Hannah Ingram-Moore is the Co-Founder of Silverstone Technology Cluster member business Maytrix Group Ltd, based in Milton Keynes, and sits on the Silverstone Technology Cluster’s Gender Diversity & Equality Committee.

She is also the daughter of Captain Sir Tom Moore who has famously raised nearly £40m in aid of the NHS during the COVID-19 pandemic by walking 100 lengths of his garden.

Hannah has very kindly written this blog for Silverstone Park, offering an insight into what was really going on behind the scenes as an innocent chat around a family BBQ rapidly turned into a global and near-unmanageable media frenzy.

From very humble beginnings
I don’t think anyone could have predicted what would come from sharing a family story that had the sole intent to give a little joy and raise some money, to support the NHS COVID-19 appeal.

For me and my family, that happy chat whilst having a BBQ has changed our lives and put us at the centre of the biggest positive news story around the world.

Wine, crisps, no sleep
In the very early days, we rallied as a family and managed the sudden and profound media interest that quickly became global; the story of Captain Sir Tom has been covered around the world; people in 163 countries donated.

I can safely say we lived off adrenaline and, for me, it was wine and crisps, too!

My husband, our son Benjie 16 and daughter Georgia 11 were sitting around our kitchen table managing what quickly turned into a tsunami of emails, phone calls and posts (our systems started to slow down when we had received over 1m emails)…

My father, Tom, and I looked down the lens of the camera, with over 20 interviews a day (to date over 350 including with Europe, South & North America, Asia including Russia, Africa and Australasia).

My husband and I were also doing our best to manage our business, Maytrix. I think, for me, this was one of the most challenging points in my career, yet one I have learned so much from.

During our fundraising journey, the entire family learnt skills we had never anticipated. “Tell me and I forget. Teach me and I remember. Involve me and I learn.”  Benjamin Franklin.

The Captain Tom story evolved in no small part due to how involved we were as a family, and this was one critical ingredient in the recipe for success. We all became closer than close, relying on each other physically and emotionally.

Resilience and diversity
We are not media trained. Yes, we have delivered presentations and been interviewed, but we did not have any formal training or experience.

One of the resulting traps that we fell into was agreeing to far too many interviews, driven entirely by our desire to raise more money for the appeal; we just didn’t want to stop for fear of the donations stopping.
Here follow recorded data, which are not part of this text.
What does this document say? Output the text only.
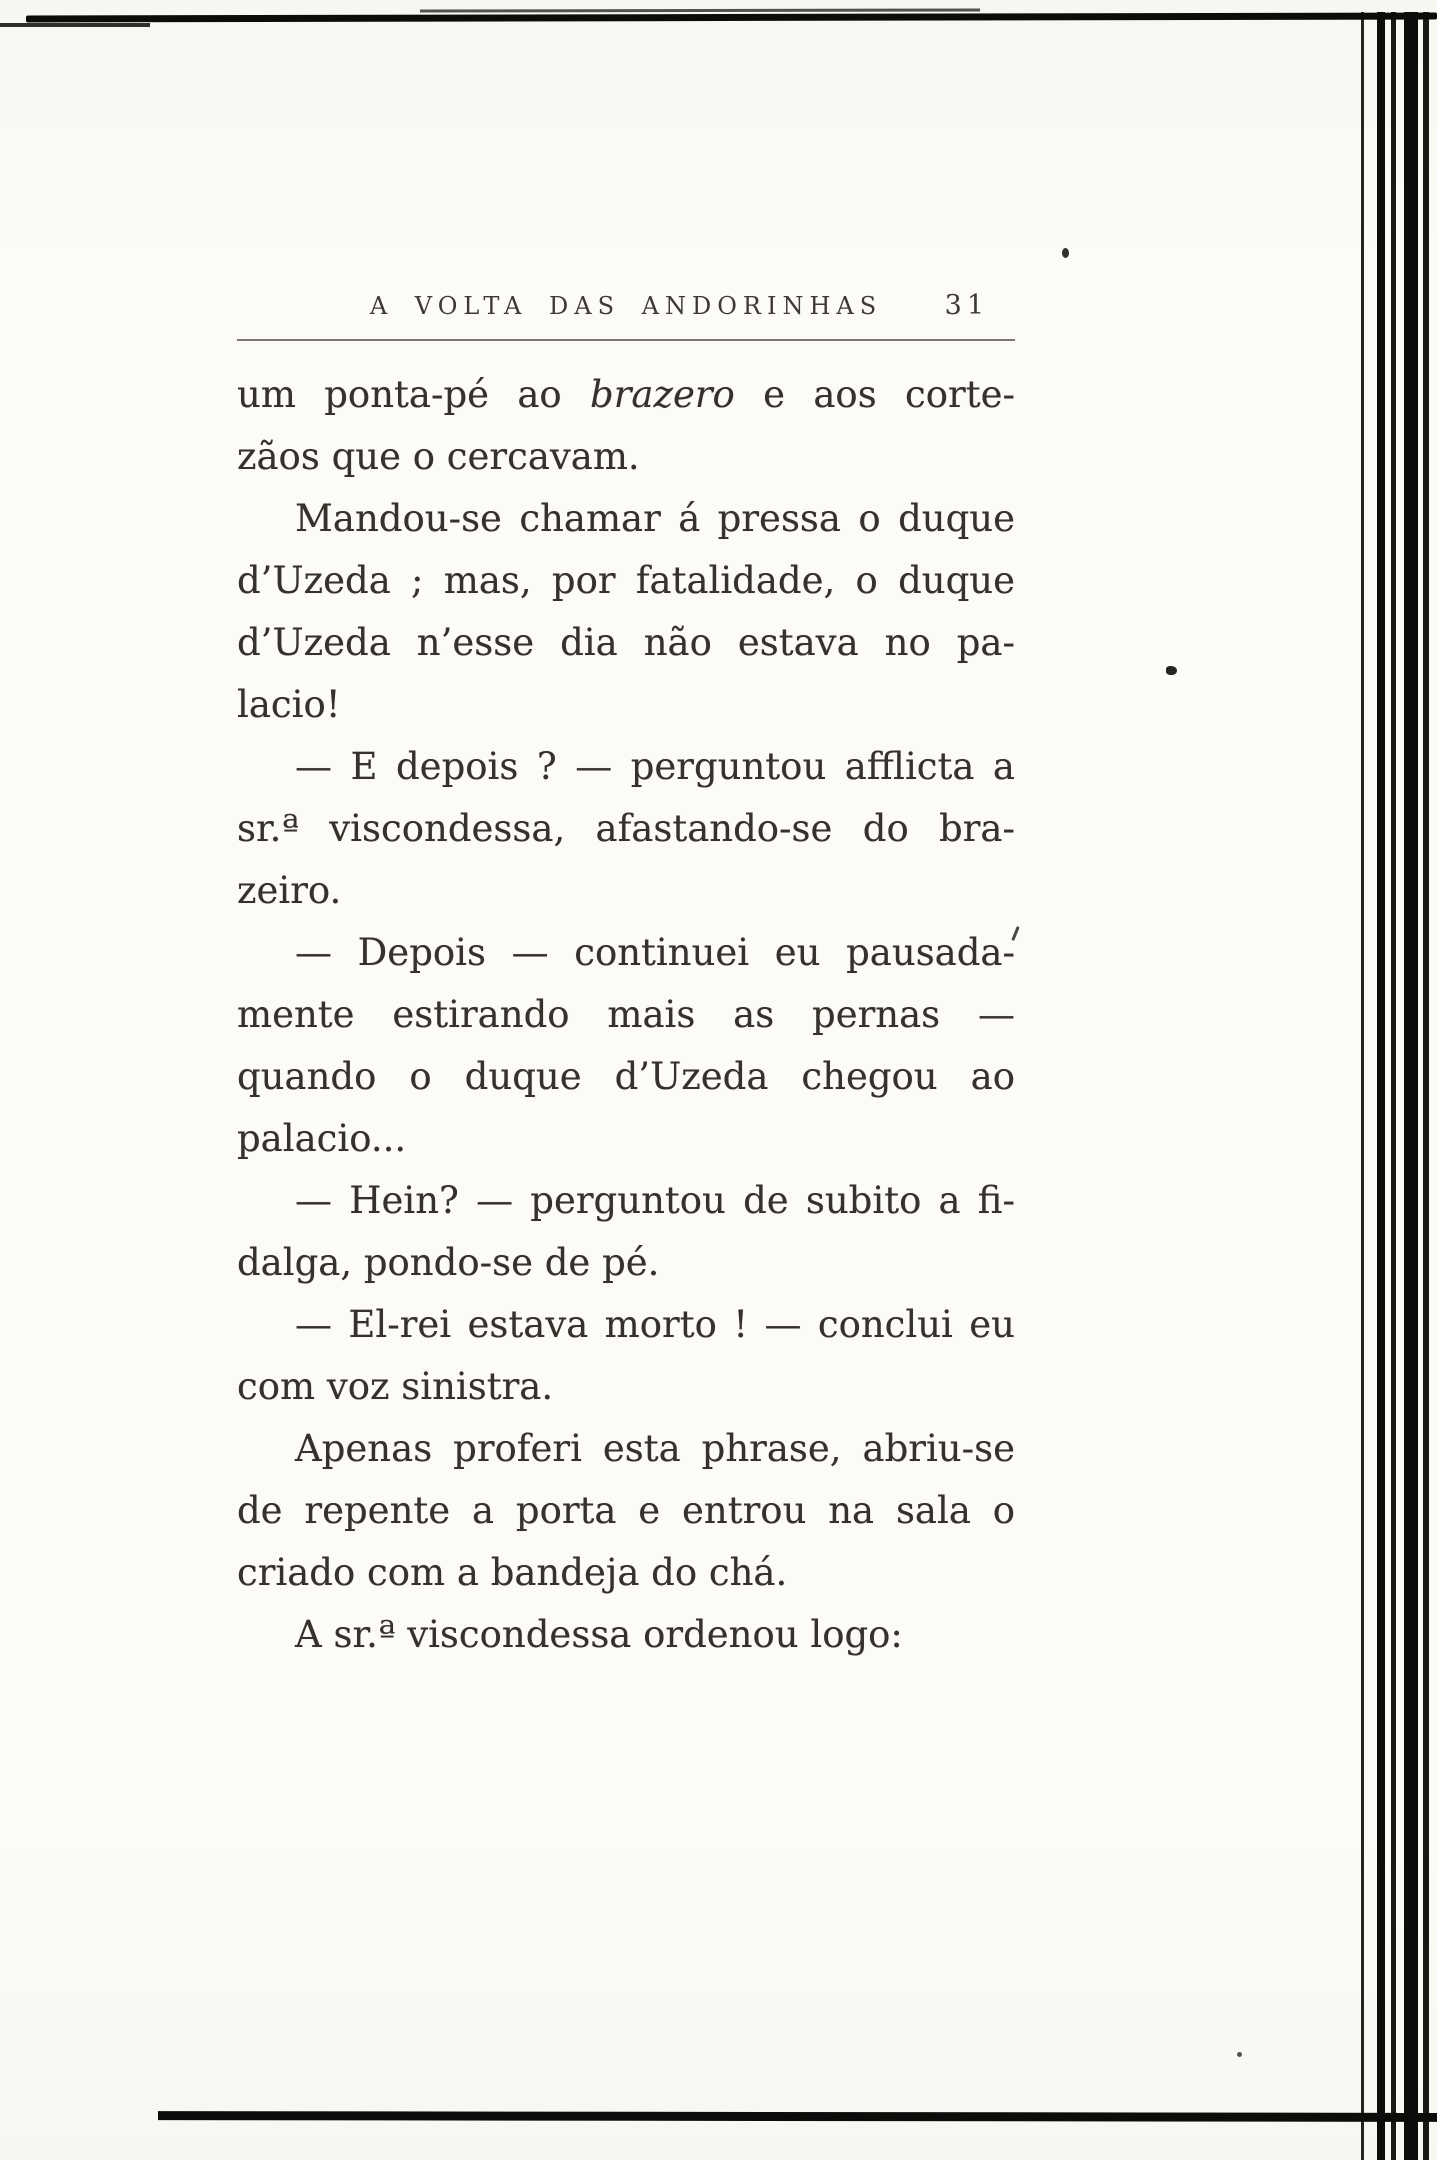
A VOLTA DAS ANDORINHAS	31
um ponta-pé ao brazero e aos corte-
zãos que o cercavam.
Mandou-se chamar á pressa o duque
d’Uzeda ; mas, por fatalidade, o duque
d’Uzeda n’esse dia não estava no pa-
lacio!
— E depois ? — perguntou afflicta a
sr.ª viscondessa, afastando-se do bra-
zeiro.
— Depois — continuei eu pausada-
mente estirando mais as pernas —
quando o duque d’Uzeda chegou ao
palacio...
— Hein? — perguntou de subito a fi-
dalga, pondo-se de pé.
— El-rei estava morto ! — conclui eu
com voz sinistra.
Apenas proferi esta phrase, abriu-se
de repente a porta e entrou na sala o
criado com a bandeja do chá.
A sr.ª viscondessa ordenou logo:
We realised that we needed to take some control and manage the situation; we drew on everyone’s skills and played to all our strengths. My husband, a charted accountant, created a media schedule and with the help of Daisy, one of the Maytrix team, we managed the influx of media requests. Benjie managed the social media channels, whilst Georgia took on ‘meet and greet’ and hospitality. And also took care of the dogs!

Knowing when to ask for help
I must be very clear here, that most of the UK media were really very respectful and supportive; it was simply the volume of requests that was the problem.

Michael Ball was a huge support to the entire family, coaching us on how to handle many aspects of global attention. Chris Evans’s ‘Frothy Coffee Man’ leapt to our aid and introduced us to Gemma, who has become the glue for our new co-existing lives.

Nick Knowles made contact through a friend, to offer his help with press intrusion. Whilst we were talking, I told him that what we really needed was somebody to help manage the ever-increasing media frenzy.

He said he knew exactly the person; he was sure she would help pro bono. Within minutes, Megan Carver from Carver PR called me, and told me she would immediately represent us. I wanted to hug her! Within the first minute of them telling the media that they represented us, they had 1,000 emails; they are still valiantly and expertly managing Captain Sir Tom. Adam and Eve, media agency, swung in, also pro bono, to help create the ‘Captain Tom Foundation’.

We realised very quickly that it was our duty and responsibility to react and respond to the immense swell of kindness and generosity handed to Sir Tom and family. We also knew that we had to create legacy.

We have created and set up the Captain Tom Foundation – our mission: “To inspire hope where it is needed most.”